Die künstliche Intelligenz nimmt immens an Bedeutung zu

Ob künstliche Intelligenz, maschinelles Lernen oder Deep Learning, in der Praxis werden diese Begriffe häufig als Synonyme verwendet. Dabei besitzen die drei Begrifflichkeiten große Unterschiede in ihrer Bedeutung und stehen in einer strikten Hierarchie zueinander. Die künstliche Intelligenz ist der Oberbegriff für alle Methoden und Technologien, die ein intelligentes Verhalten vorweisen. Das maschinelle Lernen ist dabei ein Teilgebiet der KI, welches eine Vielzahl an (Lern-)Methoden basierend auf der mathematischen Optimierung und Statistik umfasst. Deep Learning wiederum ist ein spezieller Teilbereich des maschinellen Lernens, der versucht, die statistischen Korrelationen in den Daten durch künstliche neuronale Netze abzubilden.

In der Fachliteratur teilt man die Methoden der KI in zwei Teilbereiche auf:

Die symbolische KI und die statistische KI.

  • Bei der symbolischen KI werden zunächst Fakten, Ereignisse und ihre Zusammenhänge gesammelt und als ein abstraktes Modell in einer eindeutigen Repräsentation dargestellt.

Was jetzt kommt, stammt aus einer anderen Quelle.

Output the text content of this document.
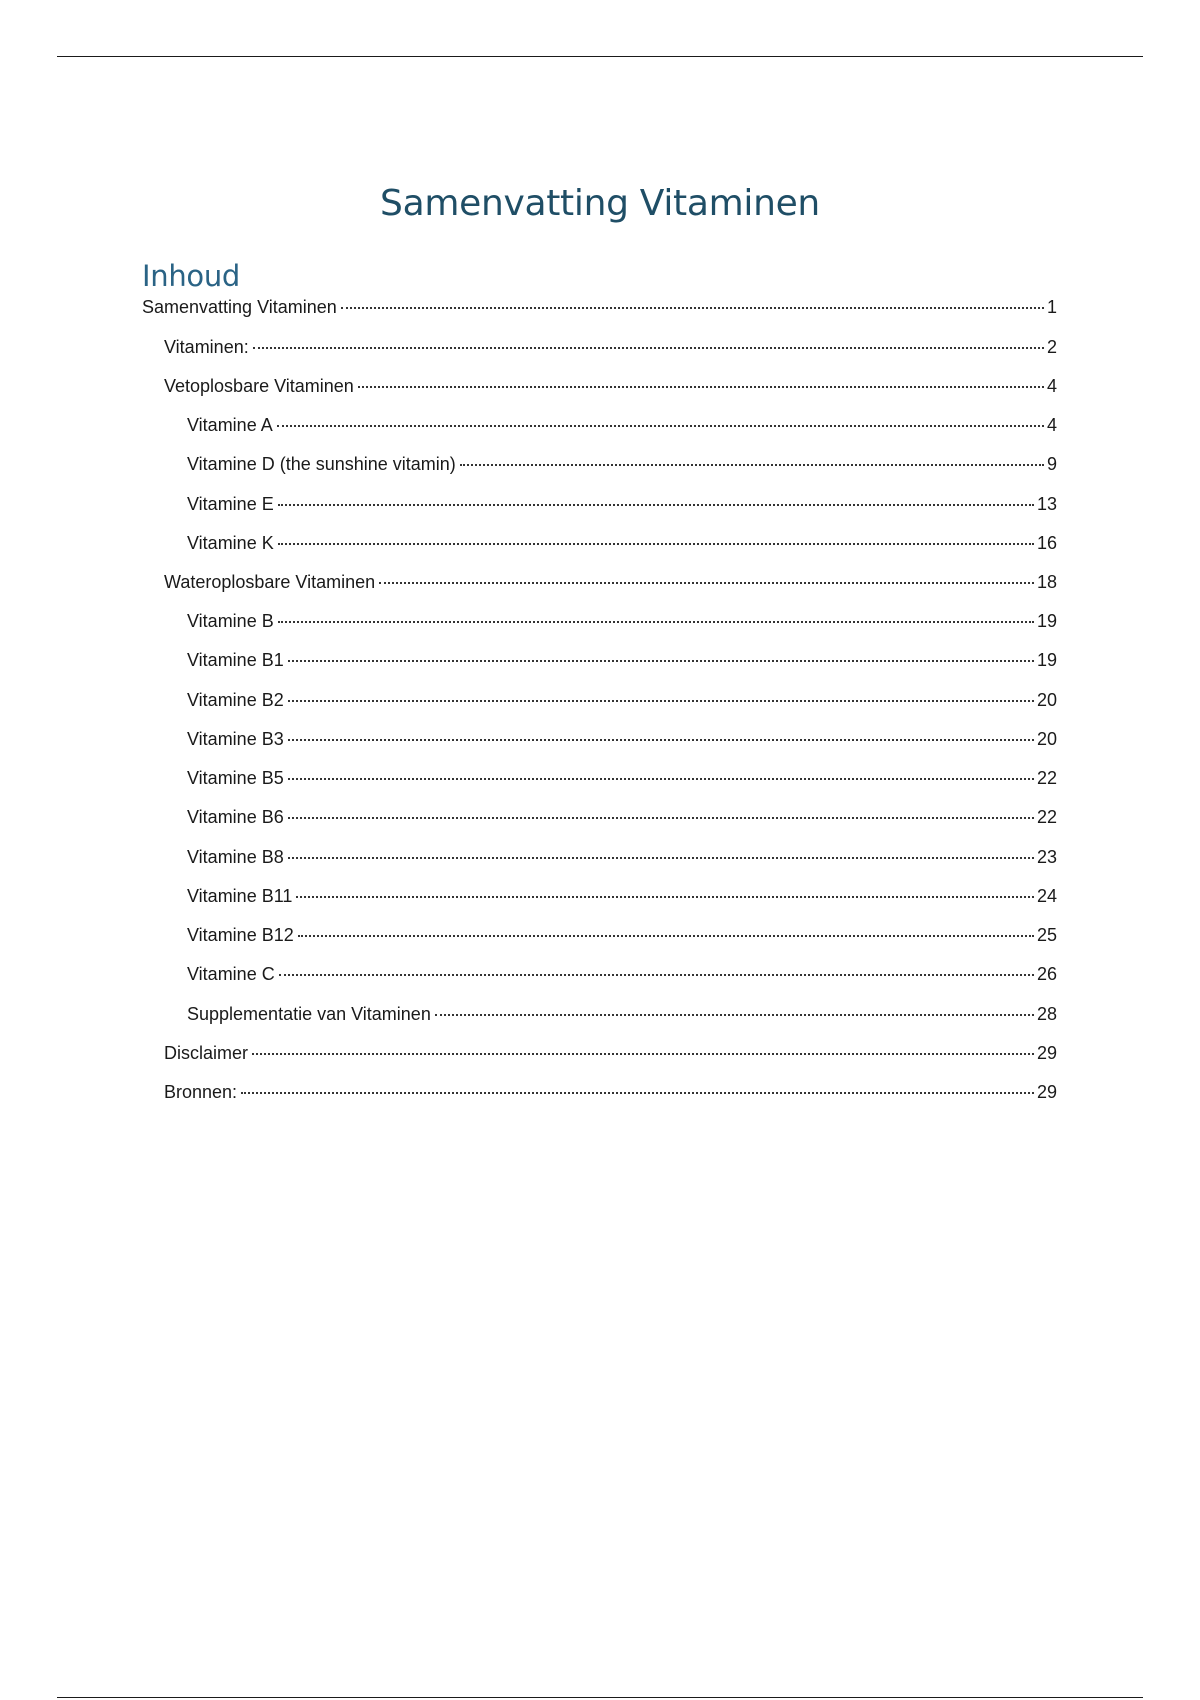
Samenvatting Vitaminen
Inhoud
Samenvatting Vitaminen	1
Vitaminen:	2
Vetoplosbare Vitaminen	4
Vitamine A	4
Vitamine D (the sunshine vitamin)	9
Vitamine E	13
Vitamine K	16
Wateroplosbare Vitaminen	18
Vitamine B	19
Vitamine B1	19
Vitamine B2	20
Vitamine B3	20
Vitamine B5	22
Vitamine B6	22
Vitamine B8	23
Vitamine B11	24
Vitamine B12	25
Vitamine C	26
Supplementatie van Vitaminen	28
Disclaimer	29
Bronnen:	29
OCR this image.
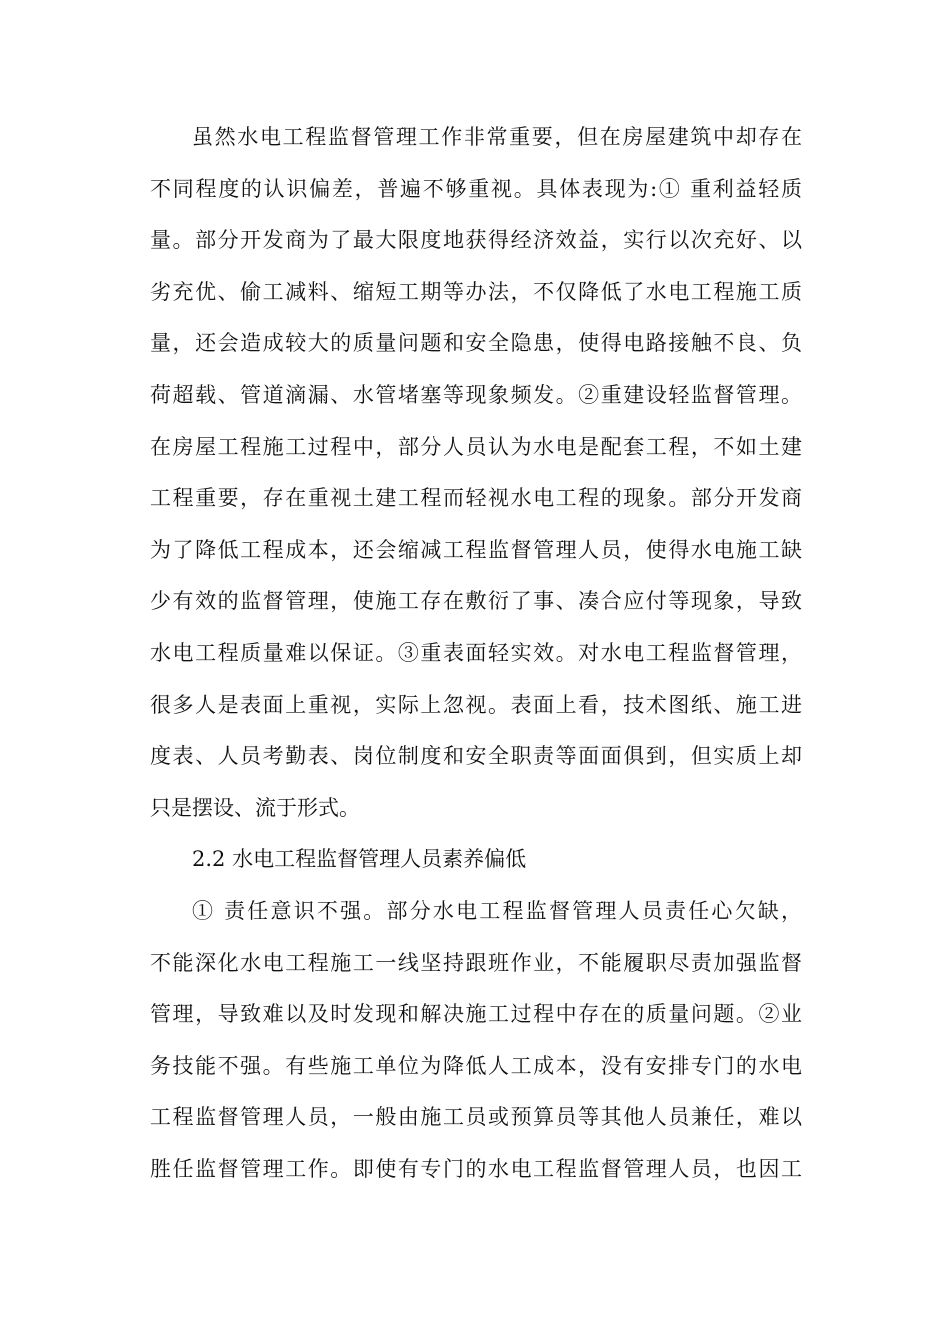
虽然水电工程监督管理工作非常重要，但在房屋建筑中却存在
不同程度的认识偏差，普遍不够重视。具体表现为:① 重利益轻质
量。部分开发商为了最大限度地获得经济效益，实行以次充好、以
劣充优、偷工减料、缩短工期等办法，不仅降低了水电工程施工质
量，还会造成较大的质量问题和安全隐患，使得电路接触不良、负
荷超载、管道滴漏、水管堵塞等现象频发。②重建设轻监督管理。
在房屋工程施工过程中，部分人员认为水电是配套工程，不如土建
工程重要，存在重视土建工程而轻视水电工程的现象。部分开发商
为了降低工程成本，还会缩减工程监督管理人员，使得水电施工缺
少有效的监督管理，使施工存在敷衍了事、凑合应付等现象，导致
水电工程质量难以保证。③重表面轻实效。对水电工程监督管理，
很多人是表面上重视，实际上忽视。表面上看，技术图纸、施工进
度表、人员考勤表、岗位制度和安全职责等面面俱到，但实质上却
只是摆设、流于形式。
2.2 水电工程监督管理人员素养偏低
① 责任意识不强。部分水电工程监督管理人员责任心欠缺，
不能深化水电工程施工一线坚持跟班作业，不能履职尽责加强监督
管理，导致难以及时发现和解决施工过程中存在的质量问题。②业
务技能不强。有些施工单位为降低人工成本，没有安排专门的水电
工程监督管理人员，一般由施工员或预算员等其他人员兼任，难以
胜任监督管理工作。即使有专门的水电工程监督管理人员，也因工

Basierend auf dieser Repräsentation können mathematische Operationen definiert werden, die es erlauben, logische Schlussfolgerungen zu ziehen oder komplexere Vorgänge zu planen. Nachteilig bei einem solchen Ansatz ist jedoch, dass zunächst eine möglichst vollständige Wissensbasis erstellt werden muss, was in der Praxis häufig sehr zeitintensiv und fehleranfällig ist. Darüber hinaus sind die entsprechenden Algorithmen in ihren Entscheidungen häufig durch das vorab definierte Regelwerk begrenzt und können nur sehr schwer mit einer Unsicherheit in den Daten umgehen.
  • Im Gegensatz dazu steht die statistische KI, bei der versucht wird, intelligentes Verhalten mittels mathematischer Modelle und statistischer Verfahren (wie beispielsweise mit neuronalen Netzen) nachzubilden. Diese statistischen Lernverfahren extrahieren latente Strukturen und Korrelation in den Daten und bilden dieses Wissen in einem mathematischen Modell ab. Anschließend lassen sich mit dem gelernten Modell auf ähnliche Daten neue Entscheidungen sowie Vorhersagen über die Zukunft treffen.

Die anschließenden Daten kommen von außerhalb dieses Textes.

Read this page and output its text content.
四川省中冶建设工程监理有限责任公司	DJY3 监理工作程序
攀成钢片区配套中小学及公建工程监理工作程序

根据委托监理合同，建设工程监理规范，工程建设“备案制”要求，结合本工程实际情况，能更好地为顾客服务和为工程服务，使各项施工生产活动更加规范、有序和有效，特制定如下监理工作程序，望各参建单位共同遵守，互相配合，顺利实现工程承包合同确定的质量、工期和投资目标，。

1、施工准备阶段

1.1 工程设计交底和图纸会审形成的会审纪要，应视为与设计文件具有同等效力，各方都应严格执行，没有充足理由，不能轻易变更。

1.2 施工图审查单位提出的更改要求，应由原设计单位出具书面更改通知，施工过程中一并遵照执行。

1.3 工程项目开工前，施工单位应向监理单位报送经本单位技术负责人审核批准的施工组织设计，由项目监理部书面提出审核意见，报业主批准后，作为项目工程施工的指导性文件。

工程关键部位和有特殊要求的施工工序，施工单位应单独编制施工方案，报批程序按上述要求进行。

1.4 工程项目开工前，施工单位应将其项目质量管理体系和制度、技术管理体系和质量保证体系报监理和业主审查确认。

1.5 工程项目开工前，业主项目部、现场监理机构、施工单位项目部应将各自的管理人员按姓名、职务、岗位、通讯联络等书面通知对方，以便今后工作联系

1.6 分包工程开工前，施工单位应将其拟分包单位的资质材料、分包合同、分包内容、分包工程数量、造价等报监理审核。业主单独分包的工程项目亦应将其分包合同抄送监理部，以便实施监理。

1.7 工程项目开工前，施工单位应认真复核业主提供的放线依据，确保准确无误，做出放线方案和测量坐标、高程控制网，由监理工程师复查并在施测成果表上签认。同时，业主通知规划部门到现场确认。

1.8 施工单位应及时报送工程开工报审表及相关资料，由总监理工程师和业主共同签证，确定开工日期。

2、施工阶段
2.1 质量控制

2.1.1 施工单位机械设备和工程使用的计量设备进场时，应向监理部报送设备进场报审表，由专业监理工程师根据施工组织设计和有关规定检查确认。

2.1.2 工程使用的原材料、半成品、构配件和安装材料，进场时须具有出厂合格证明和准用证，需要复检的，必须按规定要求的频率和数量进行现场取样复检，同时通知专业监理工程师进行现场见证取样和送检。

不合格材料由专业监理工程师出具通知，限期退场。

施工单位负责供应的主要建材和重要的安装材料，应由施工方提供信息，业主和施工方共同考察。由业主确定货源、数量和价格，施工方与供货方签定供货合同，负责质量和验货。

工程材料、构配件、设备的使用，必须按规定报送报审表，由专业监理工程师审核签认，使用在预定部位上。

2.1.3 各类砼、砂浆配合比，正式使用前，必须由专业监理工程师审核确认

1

In diesem Kontext ist das maschinelle Lernen (ML) als eines der wichtigsten und nutzbringendsten Teilgebiete der statistischen KI besonders hervorzuheben. Gerade im Zuge der Digitalisierung steht das maschinelle Lernen bei vielen Unternehmen im Fokus der Aufmerksamkeit, um sich einen Vorsprung gegenüber den Wettbewerbern zu sichern.

Die Anwendungen von maschinellen Verfahren sind vielschichtig und branchenübergreifend für zahlreiche Unternehmen relevant: So können beispielsweise im Bereich der Medizin mithilfe maschineller Lernverfahren die Wechselwirkungen mehrerer Medikamente vorhergesagt werden. Im Rahmen der Wirtschaftsprüfung können mithilfe des maschinellen Lernens komplexe Geschäftsprozesse aus Millionen von undurchsichtigen Transaktionsdaten gelernt werden. Dies erlaubt es, Anomalien, die beispielsweise im Zusammenhang mit der Wirtschaftskriminalität stehen, automatisiert zu identifizieren.

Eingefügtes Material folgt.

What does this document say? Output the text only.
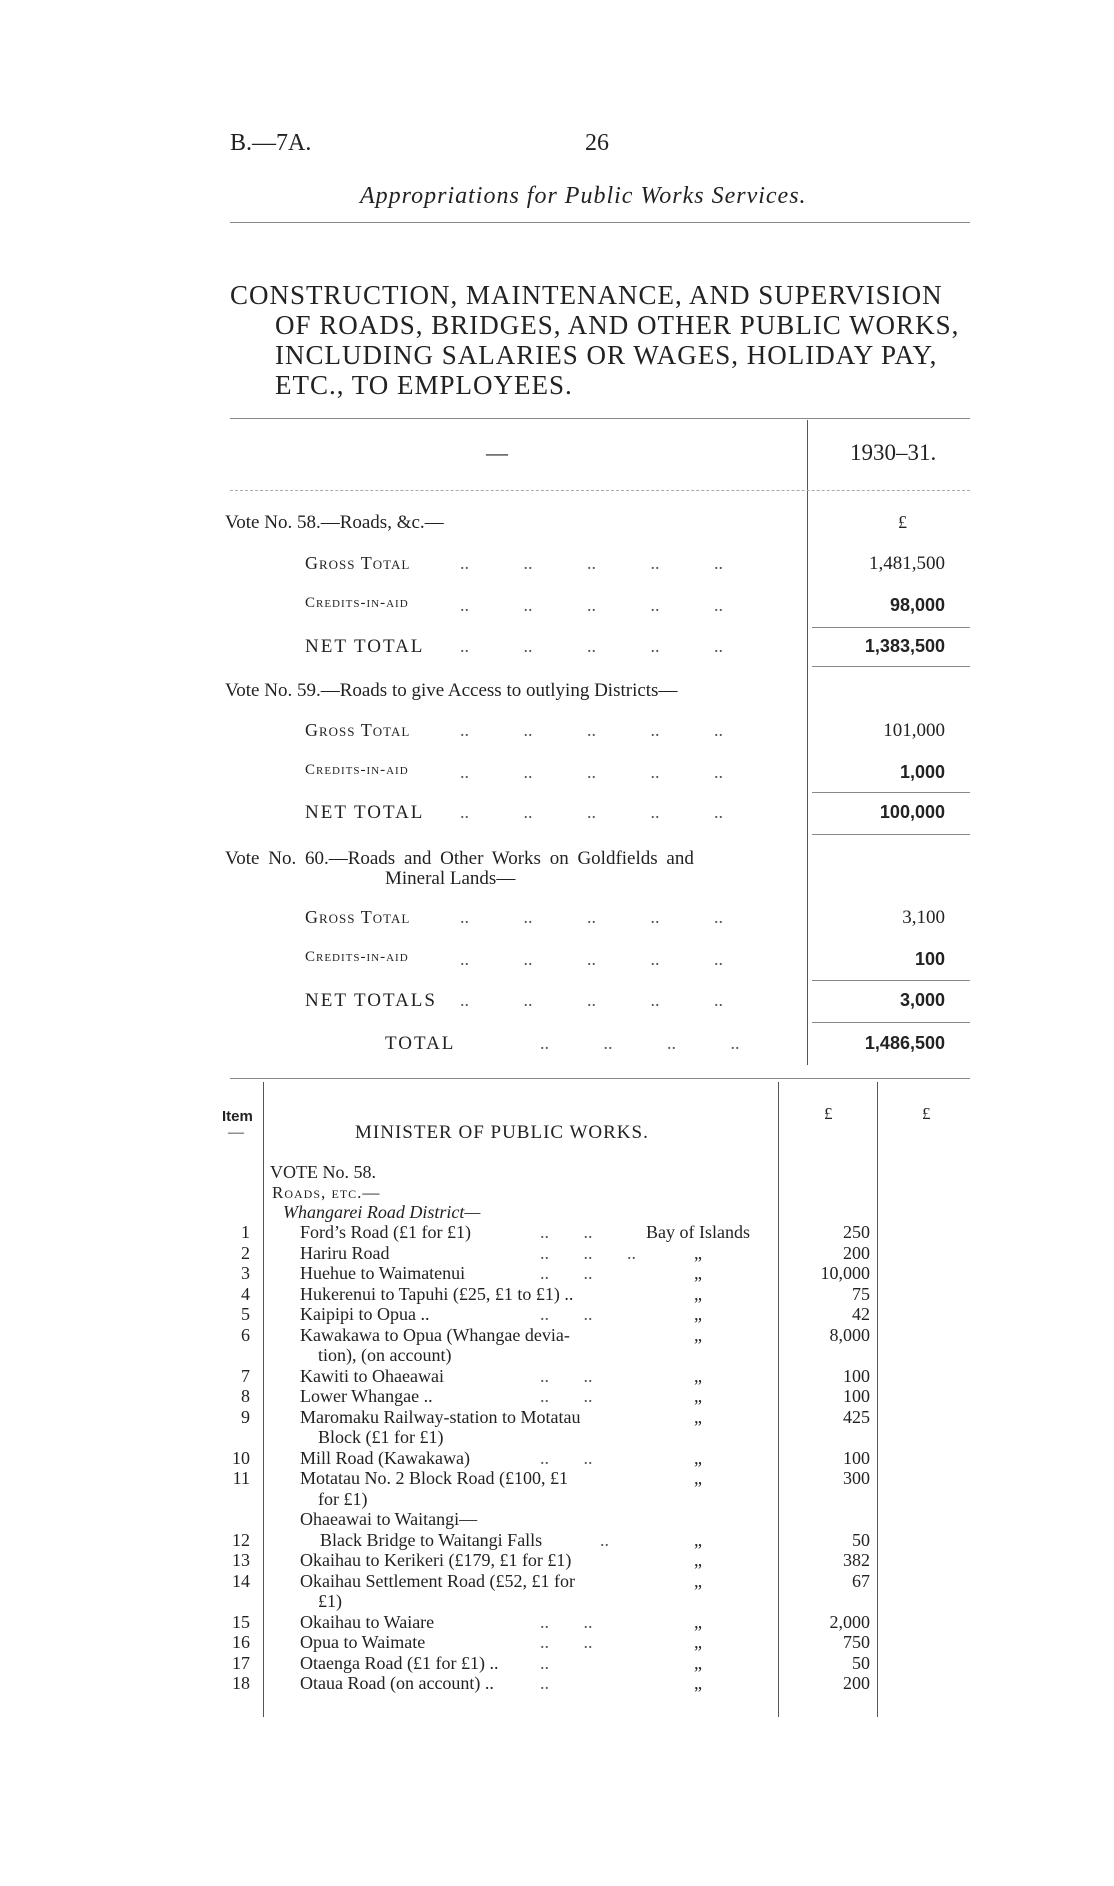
B.—7A.	26
Appropriations for Public Works Services.
CONSTRUCTION, MAINTENANCE, AND SUPERVISION
OF ROADS, BRIDGES, AND OTHER PUBLIC WORKS,
INCLUDING SALARIES OR WAGES, HOLIDAY PAY,
ETC., TO EMPLOYEES.
—	1930–31.
£
Vote No. 58.—Roads, &c.—
Gross Total	.. .. .. .. ..	1,481,500
Credits-in-aid	.. .. .. .. ..	98,000
NET TOTAL .. .. .. .. ..	1,383,500
Vote No. 59.—Roads to give Access to outlying Districts—
Gross Total	.. .. .. .. ..	101,000
Credits-in-aid	.. .. .. .. ..	1,000
NET TOTAL .. .. .. .. ..	100,000
Vote No. 60.—Roads and Other Works on Goldfields and
Mineral Lands—
Gross Total	.. .. .. .. ..	3,100
Credits-in-aid	.. .. .. .. ..	100
NET TOTALS .. .. .. .. ..	3,000
TOTAL	.. .. .. ..	1,486,500
Item
—	MINISTER OF PUBLIC WORKS.
£	£
VOTE No. 58.
Roads, etc.—
Whangarei Road District—
1	Ford’s Road (£1 for £1)	.. ..	Bay of Islands	250
2	Hariru Road	.. .. ..	„	200
3	Huehue to Waimatenui	.. ..	„	10,000
4	Hukerenui to Tapuhi (£25, £1 to £1) ..	„	75
5	Kaipipi to Opua ..	.. ..	„	42
6	Kawakawa to Opua (Whangae devia-	„	8,000
tion), (on account)
7	Kawiti to Ohaeawai	.. ..	„	100
8	Lower Whangae ..	.. ..	„	100
9	Maromaku Railway-station to Motatau	„	425
Block (£1 for £1)
10	Mill Road (Kawakawa)	.. ..	„	100
11	Motatau No. 2 Block Road (£100, £1	„	300
for £1)
Ohaeawai to Waitangi—
12	Black Bridge to Waitangi Falls	..	„	50
13	Okaihau to Kerikeri (£179, £1 for £1)	„	382
14	Okaihau Settlement Road (£52, £1 for	„	67
£1)
15	Okaihau to Waiare	.. ..	„	2,000
16	Opua to Waimate	.. ..	„	750
17	Otaenga Road (£1 for £1) .. ..	„	50
18	Otaua Road (on account) ..	..	„	200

„Die künstliche Intelligenz ist der Oberbegriff für alle Methoden und Technologien, die ein intelligentes Verhalten vorweisen.“

Die Verfahren des maschinellen Lernens bauen auf mathematischen Theorien auf, wobei insbesondere die Gebiete der Optimierung und Statistik zur Anwendung kommen. Dabei verarbeiten die Verfahren die Eingabedaten und erstellen je nach Anwendung ein spezifisches mathematisches Modell. Das Finden der besten Parameter für das entsprechende Modell nennt man in der Fachsprache das Trainieren oder Lernen eines Modells. Mithilfe der gelernten Modelle lassen sich dann Wahrscheinlichkeiten für zukünftige Ereignisse berechnen oder riesige Datenmengen auf relevante Informationen reduzieren und hinsichtlich bedeutender Eigenschaften gruppieren.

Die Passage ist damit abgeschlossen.